Nowadays, marketers work with a veritable cornucopia of tools, generating enormous amounts of data. You might use Mailchimp to send emails, Slack to communicate with your team, Typeform to collect user feedback, Google Analytics to track site data, Hubspot or Salesforce in your CRM, and more.
All these tools—and practically every other notable marketing tool not listed—allows you to easily export your data, allowing you to build models and make predictions with AI.
The most common export is as a CSV, or comma-separated values file. This is the standard for tabular data, and this is what you’ll upload to Akkio.
Before you can go out and build an AI model, you need to know where your data will come from.
The easiest way to do this is to think of the Key Performance Indicators, or KPIs, that matter to your organization. If you’re measuring KPIs properly, then you’ll have data about them - data that can be exported and uploaded to Akkio.
Suppose you’re using Hubspot data as your CRM, and you want to score your leads according to their likelihood to convert. Googling “export Hubspot data” and clicking the first result, we see the following steps to export Hubspot data:
This is easy enough. The more data you have, the better, as machine learning is extremely data-hungry. Once you’ve figured out what your goal is, and where your data is, you can build a model and make predictions.
This next part (actually building an AI model and making predictions) is dead-simple.
First, join Akkio for free, if you haven’t already. When you’re logged in, hit “Create New Flow.” This refers to the flow of Akkio, from uploading data, to making predictions, and deploying a model.
Then, upload your dataset - whatever format it’s in. It’ll most likely be a CSV, but you can upload Excel and JSON files as well, or even directly connect to Salesforce via an integration.
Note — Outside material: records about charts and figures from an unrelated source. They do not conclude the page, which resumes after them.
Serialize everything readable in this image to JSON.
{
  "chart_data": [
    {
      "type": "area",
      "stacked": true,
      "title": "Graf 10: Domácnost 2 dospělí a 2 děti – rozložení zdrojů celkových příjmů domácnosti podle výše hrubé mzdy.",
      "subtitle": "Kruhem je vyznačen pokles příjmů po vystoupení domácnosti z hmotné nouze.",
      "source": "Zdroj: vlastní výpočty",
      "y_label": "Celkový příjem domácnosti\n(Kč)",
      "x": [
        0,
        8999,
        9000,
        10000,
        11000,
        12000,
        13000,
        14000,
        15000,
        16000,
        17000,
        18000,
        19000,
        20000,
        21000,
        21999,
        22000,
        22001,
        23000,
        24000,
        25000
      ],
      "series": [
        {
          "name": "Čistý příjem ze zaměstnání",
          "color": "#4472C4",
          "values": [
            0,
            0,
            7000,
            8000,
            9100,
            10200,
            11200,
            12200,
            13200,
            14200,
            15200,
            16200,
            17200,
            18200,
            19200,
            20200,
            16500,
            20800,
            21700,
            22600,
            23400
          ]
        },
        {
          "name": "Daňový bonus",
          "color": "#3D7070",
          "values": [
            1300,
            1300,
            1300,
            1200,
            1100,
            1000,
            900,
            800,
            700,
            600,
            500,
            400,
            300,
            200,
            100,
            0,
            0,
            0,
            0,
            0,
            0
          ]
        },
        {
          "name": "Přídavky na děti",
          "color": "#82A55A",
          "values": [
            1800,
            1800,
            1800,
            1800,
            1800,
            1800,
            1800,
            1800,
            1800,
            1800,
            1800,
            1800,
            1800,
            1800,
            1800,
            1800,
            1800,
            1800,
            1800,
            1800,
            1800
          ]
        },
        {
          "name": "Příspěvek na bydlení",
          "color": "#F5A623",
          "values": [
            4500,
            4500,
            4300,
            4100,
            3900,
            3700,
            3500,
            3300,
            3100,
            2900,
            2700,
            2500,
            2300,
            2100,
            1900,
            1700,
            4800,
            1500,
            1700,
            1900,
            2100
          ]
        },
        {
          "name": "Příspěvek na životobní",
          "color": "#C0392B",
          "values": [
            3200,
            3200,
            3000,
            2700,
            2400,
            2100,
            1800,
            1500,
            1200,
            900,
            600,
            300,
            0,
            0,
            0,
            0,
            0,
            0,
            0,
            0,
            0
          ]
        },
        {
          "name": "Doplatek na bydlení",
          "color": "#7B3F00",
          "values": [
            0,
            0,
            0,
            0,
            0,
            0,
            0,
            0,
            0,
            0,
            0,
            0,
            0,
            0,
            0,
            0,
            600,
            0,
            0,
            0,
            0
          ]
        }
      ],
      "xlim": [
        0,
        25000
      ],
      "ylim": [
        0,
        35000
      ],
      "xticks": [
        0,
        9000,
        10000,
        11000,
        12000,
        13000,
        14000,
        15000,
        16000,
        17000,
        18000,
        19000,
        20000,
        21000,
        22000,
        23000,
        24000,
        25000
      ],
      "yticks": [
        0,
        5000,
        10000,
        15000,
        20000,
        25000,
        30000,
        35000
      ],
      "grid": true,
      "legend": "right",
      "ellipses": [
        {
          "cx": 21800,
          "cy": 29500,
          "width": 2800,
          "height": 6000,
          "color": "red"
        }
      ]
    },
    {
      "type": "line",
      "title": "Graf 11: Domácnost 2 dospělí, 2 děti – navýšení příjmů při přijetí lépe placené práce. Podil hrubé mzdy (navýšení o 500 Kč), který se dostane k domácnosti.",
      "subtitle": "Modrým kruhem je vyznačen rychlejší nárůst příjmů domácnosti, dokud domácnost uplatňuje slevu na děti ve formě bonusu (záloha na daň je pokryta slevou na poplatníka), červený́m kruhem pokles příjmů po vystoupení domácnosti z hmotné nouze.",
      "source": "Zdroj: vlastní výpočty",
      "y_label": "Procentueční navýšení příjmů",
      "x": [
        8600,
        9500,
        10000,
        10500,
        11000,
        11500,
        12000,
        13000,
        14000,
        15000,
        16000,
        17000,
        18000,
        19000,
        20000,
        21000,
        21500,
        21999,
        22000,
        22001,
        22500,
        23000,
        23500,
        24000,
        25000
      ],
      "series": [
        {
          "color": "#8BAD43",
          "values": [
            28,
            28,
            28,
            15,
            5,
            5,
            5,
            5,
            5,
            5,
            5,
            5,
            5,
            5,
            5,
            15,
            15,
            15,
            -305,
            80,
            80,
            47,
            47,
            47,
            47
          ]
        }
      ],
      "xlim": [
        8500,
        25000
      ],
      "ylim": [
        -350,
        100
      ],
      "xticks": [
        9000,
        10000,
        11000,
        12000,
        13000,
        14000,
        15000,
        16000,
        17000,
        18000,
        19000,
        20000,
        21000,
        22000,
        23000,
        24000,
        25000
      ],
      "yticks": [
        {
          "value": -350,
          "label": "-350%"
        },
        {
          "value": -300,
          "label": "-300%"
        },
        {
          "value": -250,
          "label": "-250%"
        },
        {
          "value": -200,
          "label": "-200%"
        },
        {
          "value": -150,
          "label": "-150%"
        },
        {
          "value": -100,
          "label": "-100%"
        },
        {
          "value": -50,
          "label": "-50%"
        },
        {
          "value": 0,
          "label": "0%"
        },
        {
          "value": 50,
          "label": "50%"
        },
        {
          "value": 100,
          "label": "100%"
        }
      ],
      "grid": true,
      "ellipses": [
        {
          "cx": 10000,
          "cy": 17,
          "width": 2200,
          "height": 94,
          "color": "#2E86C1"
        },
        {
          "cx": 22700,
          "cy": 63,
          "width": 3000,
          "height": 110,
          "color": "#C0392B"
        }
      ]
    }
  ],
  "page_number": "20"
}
Finally, hit “Add Step” to add a step to the flow. Hit “Predict,” and then select the column you want to predict. This is the organizational KPI you’ve already decided on, whether it’s churn, attrition, conversion, or any other metric.
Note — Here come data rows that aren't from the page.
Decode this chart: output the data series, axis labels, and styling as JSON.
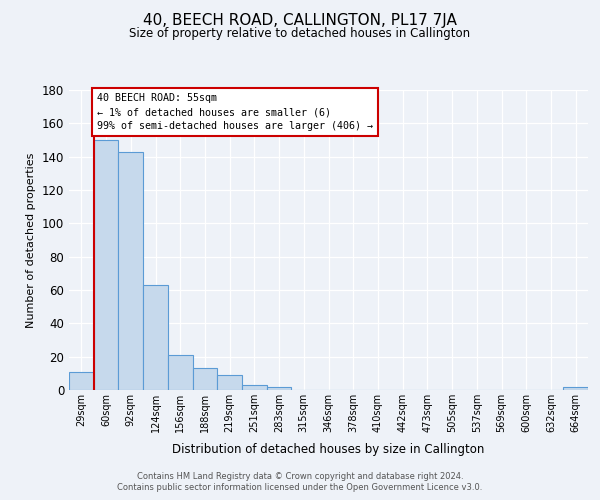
{
  "title": "40, BEECH ROAD, CALLINGTON, PL17 7JA",
  "subtitle": "Size of property relative to detached houses in Callington",
  "xlabel": "Distribution of detached houses by size in Callington",
  "ylabel": "Number of detached properties",
  "bin_labels": [
    "29sqm",
    "60sqm",
    "92sqm",
    "124sqm",
    "156sqm",
    "188sqm",
    "219sqm",
    "251sqm",
    "283sqm",
    "315sqm",
    "346sqm",
    "378sqm",
    "410sqm",
    "442sqm",
    "473sqm",
    "505sqm",
    "537sqm",
    "569sqm",
    "600sqm",
    "632sqm",
    "664sqm"
  ],
  "bar_values": [
    11,
    150,
    143,
    63,
    21,
    13,
    9,
    3,
    2,
    0,
    0,
    0,
    0,
    0,
    0,
    0,
    0,
    0,
    0,
    0,
    2
  ],
  "bar_color": "#c6d9ec",
  "bar_edgecolor": "#5b9bd5",
  "ylim": [
    0,
    180
  ],
  "yticks": [
    0,
    20,
    40,
    60,
    80,
    100,
    120,
    140,
    160,
    180
  ],
  "annotation_title": "40 BEECH ROAD: 55sqm",
  "annotation_line1": "← 1% of detached houses are smaller (6)",
  "annotation_line2": "99% of semi-detached houses are larger (406) →",
  "red_line_color": "#cc0000",
  "annotation_box_color": "#ffffff",
  "annotation_box_edgecolor": "#cc0000",
  "footer1": "Contains HM Land Registry data © Crown copyright and database right 2024.",
  "footer2": "Contains public sector information licensed under the Open Government Licence v3.0.",
  "background_color": "#eef2f8"
}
You’ll immediately find some interesting insights, such as the “Top Fields,” or the columns that were most important in making your prediction.
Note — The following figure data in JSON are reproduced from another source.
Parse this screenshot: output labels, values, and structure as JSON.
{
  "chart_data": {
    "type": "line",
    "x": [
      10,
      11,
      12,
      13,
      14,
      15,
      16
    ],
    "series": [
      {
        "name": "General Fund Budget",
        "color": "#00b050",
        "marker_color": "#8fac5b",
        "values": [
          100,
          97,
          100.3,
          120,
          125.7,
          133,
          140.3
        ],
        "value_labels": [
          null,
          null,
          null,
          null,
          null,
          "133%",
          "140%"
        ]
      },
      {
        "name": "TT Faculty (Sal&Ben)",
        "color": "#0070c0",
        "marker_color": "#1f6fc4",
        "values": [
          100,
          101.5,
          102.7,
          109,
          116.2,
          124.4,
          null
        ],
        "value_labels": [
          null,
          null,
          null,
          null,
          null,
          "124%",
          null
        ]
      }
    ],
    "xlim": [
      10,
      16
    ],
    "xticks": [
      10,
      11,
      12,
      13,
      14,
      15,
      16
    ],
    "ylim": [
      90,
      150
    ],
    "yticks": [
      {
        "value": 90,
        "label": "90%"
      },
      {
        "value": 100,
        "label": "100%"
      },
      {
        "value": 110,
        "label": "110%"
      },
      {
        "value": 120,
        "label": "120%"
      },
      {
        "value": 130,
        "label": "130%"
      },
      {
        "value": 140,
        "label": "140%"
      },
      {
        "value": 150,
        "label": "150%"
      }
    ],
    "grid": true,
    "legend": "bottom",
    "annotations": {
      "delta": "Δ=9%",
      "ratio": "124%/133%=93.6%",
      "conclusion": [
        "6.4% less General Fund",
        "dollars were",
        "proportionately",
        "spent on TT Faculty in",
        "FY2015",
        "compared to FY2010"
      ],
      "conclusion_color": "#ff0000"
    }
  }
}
This is deeply significant, as it’s essentially calculating what the most important “levers” are for your business to optimize a KPI. Suppose you’re optimizing conversions from Hubspot data, and the “top field” is “customer support.” This would suggest that you should prioritize the quality of customer support to increase conversions.
Your top field might be something completely different, like customer income or lead source, but regardless of what it is, it’s an important insight into what drives your KPIs.
Another aspect of your AI model report is “prediction quality,” which tells you how good your AI model is at predicting your KPI.
The first variable you’ll see is “accuracy,” which is simply the percent of correct predictions your model made. Say you’re predicting churn with an 80% accuracy. This means if you fed 100 customers into your model to predict churn, your model will make correct predictions on 80 of them. Nice!
You’ll also see these variables:
These are more complex values that can give you deeper insight into the performance of a model.
These are particularly useful when you have an “imbalanced dataset,” which refers to a dataset that has a lot of more of one “class” than another. Take the example of predicting credit card fraud. In the vast majority of credit card transactions, there is no fraud. The goal is to find a tiny percentage of fraudulent transactions. If your AI model predicted “no fraud” every time, it would be extremely “accurate,” but also useless.
Wikipedia gives a handy primer on precision versus recall:
“Suppose a computer program for recognizing dogs (the relevant element) in photographs identifies eight dogs in a picture containing ten cats and twelve dogs, and of the eight it identifies as dogs, five actually are dogs (true positives), while the other three are cats (false positives). Seven dogs were missed (false negatives), and seven cats were correctly excluded (true negatives). The program's precision is then 5/8 (true positives / all positives) while its recall is 5/12 (true positives / relevant elements).”
In the credit card fraud example, suppose you have 1 million transactions, 1,000 of which are fraudulent, and the model guesses “not fraudulent” every time. The accuracy is 99.9%. The precision is 0% (0/1000), which is the red flag that informs you the model is broken.
F1 is a function of both precision and recall, used when you want to achieve a balance between the two.
If you’re predicting an everyday KPI like conversions or sentiment, then these metrics aren’t as important as in life-or-death applications like determining the right dose of medicine to give a patient.